A surpresa resultou tão só de um factor: tanta exigência na contratação dos colaboradores directos para um evento de topo no mundo do futebol, com a  carga afectiva e emotiva que trazia para as pessoas, com a comunicação efectuada e a responsabilidade directa da área de logística era deixada sobre os ombros de quem pouco ou nada percebia do assunto, sem a mínima organização ou cuidado na transmissão de necessidades. Restantes surpresas resultaram ainda da recepção de camiões sobre camiões estrangeiros contendo material dos patrocinadores sem pré-aviso, sem manifestos de carga ou com ausência de informação sobre o que a carga incluía:quando se trabalha mal, não é só em Portugal e nem sempre os estrangeiros dão o exemplo de boa organização.
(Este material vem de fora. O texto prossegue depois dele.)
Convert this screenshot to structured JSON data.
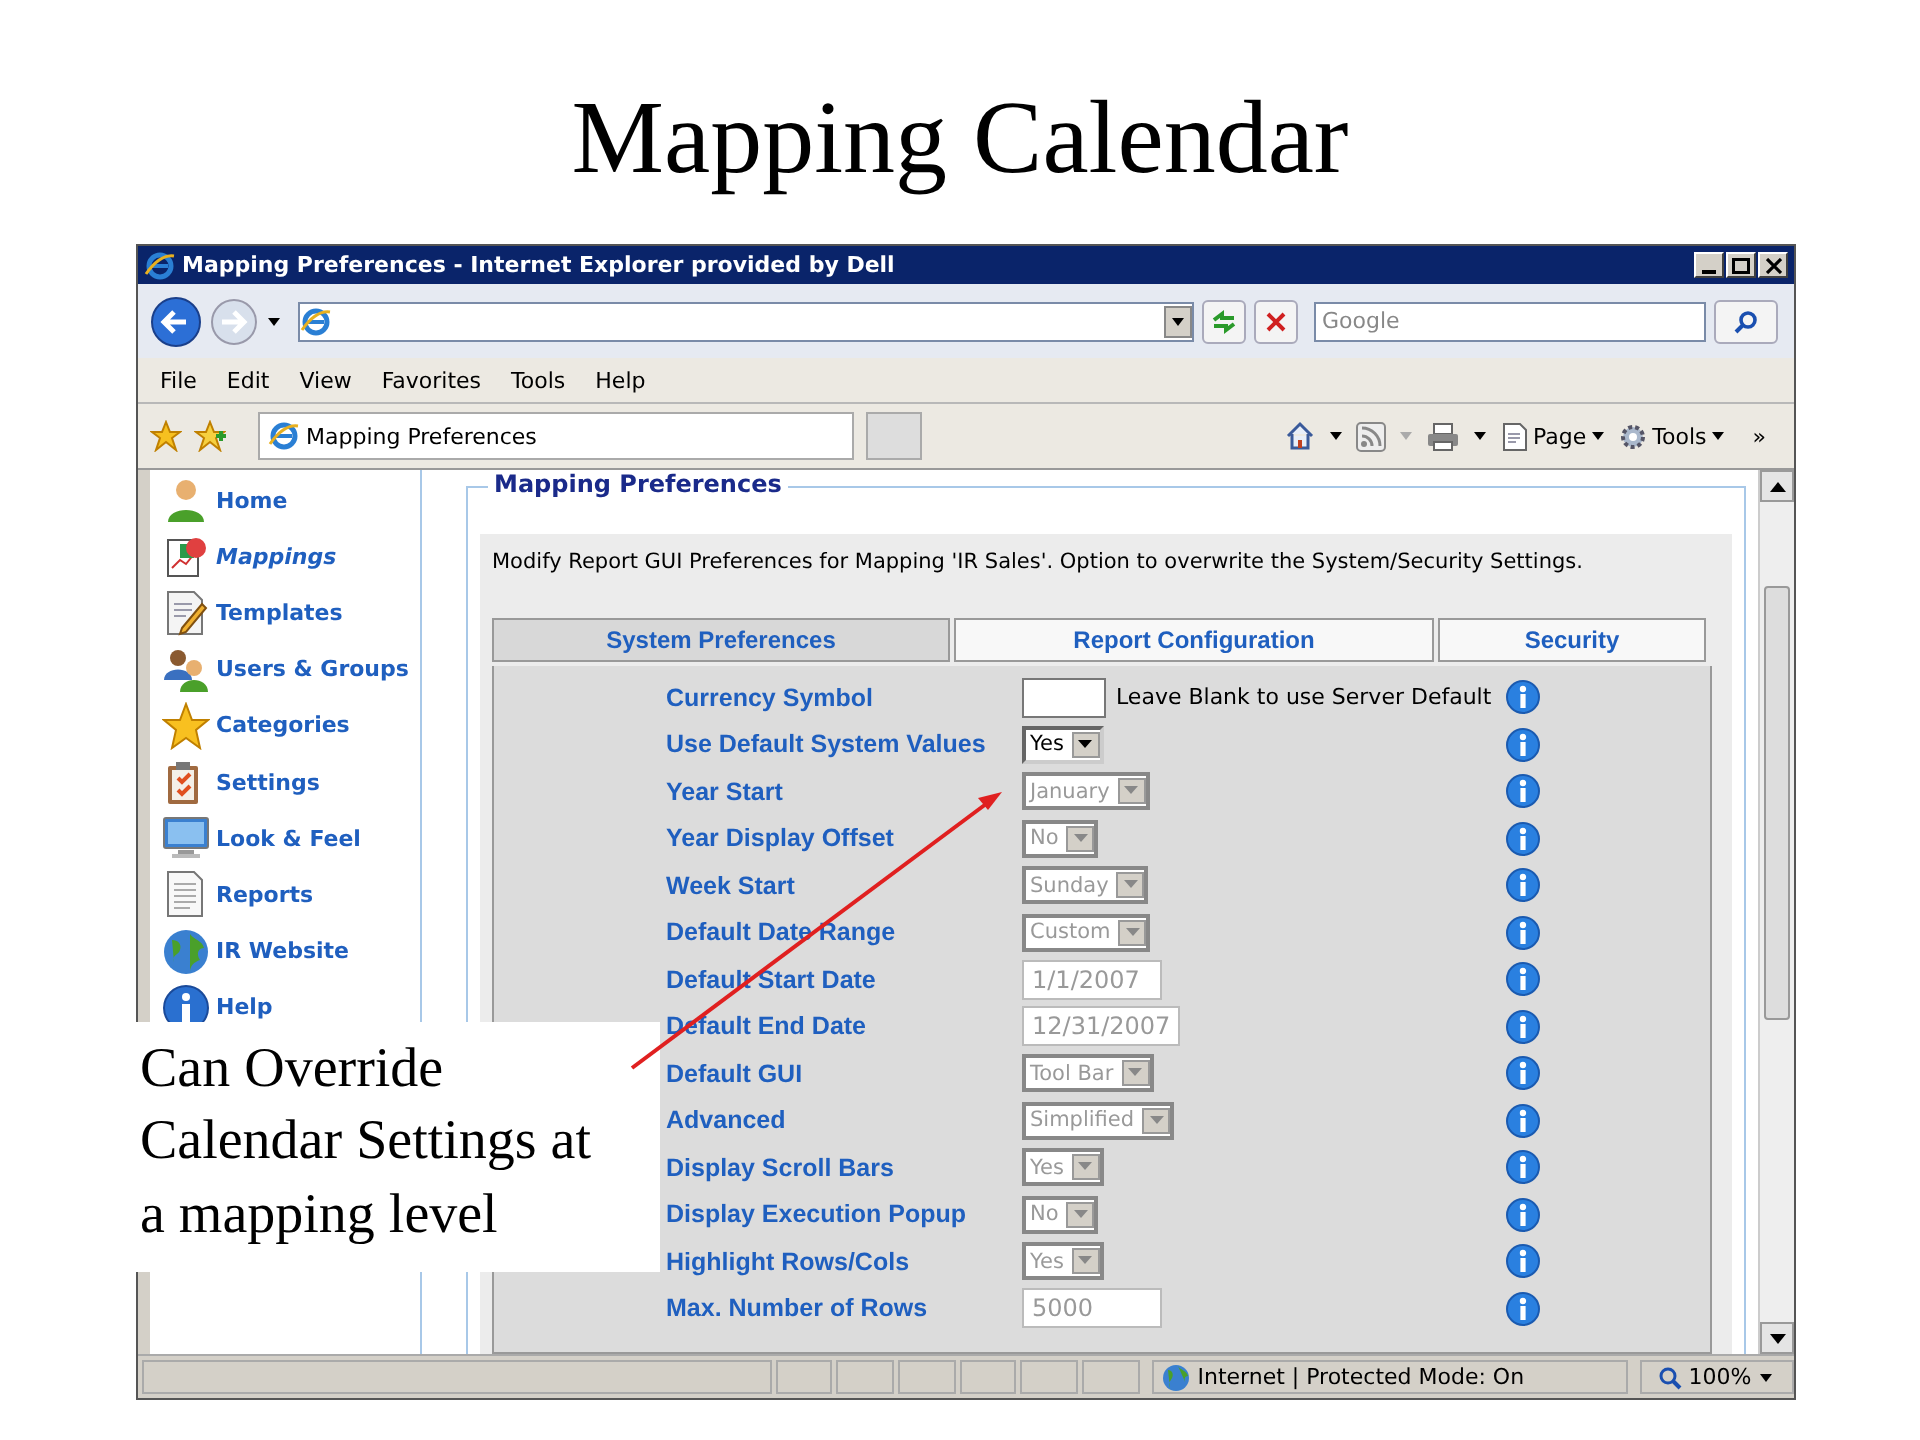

Consequência de tudo isto, os cálculos sobre espaço necessário para armazenamento ficaram sem efeito, a alocação de recursos materiais e humanos para separação-kitting e embalamento de materiais foi insuficiente e a organização prevista para o tratamento deste material saía constantemente furada.

 

O empenho levou mais longe a vontade de realização neste projecto de logística do efémero; umas horas valentes a mais de noite e nada que o espírito de levar o empreendimento adiante não resolva, pelo que muitas entregas nos estádios, às horas marcadas e previstas, foram garantidas com investimento pessoal dos profissionais envolvidos neste processo logístico, para garantir a boa execução, garantir a fiabilidade dos materiais entregues conforme a encomenda e sem extravios ou danos e fazendo mais do que era pedido, ainda a resolver pequenos problemas logísticos nos 10 estádios onde nos dirigíamos.

 

Este reporte da nossa experiência serve apenas para fazer realçar que quando nos dedicamos com empenho e dedicação a um projecto, seja de marketing, comunicação, eventos, activação de pessoas, actividades outdoor, animação de rua ou de logística de marketing, somos ímpares na excelência de serviço comparativamente a qualquer outra empresa no estrangeiro, sendo  o desenrasque e a criatividade operacional os 2 principais factores críticos de sucesso de uma empresa portuguesa, principalmente na logística de marketing ou logística do efémero.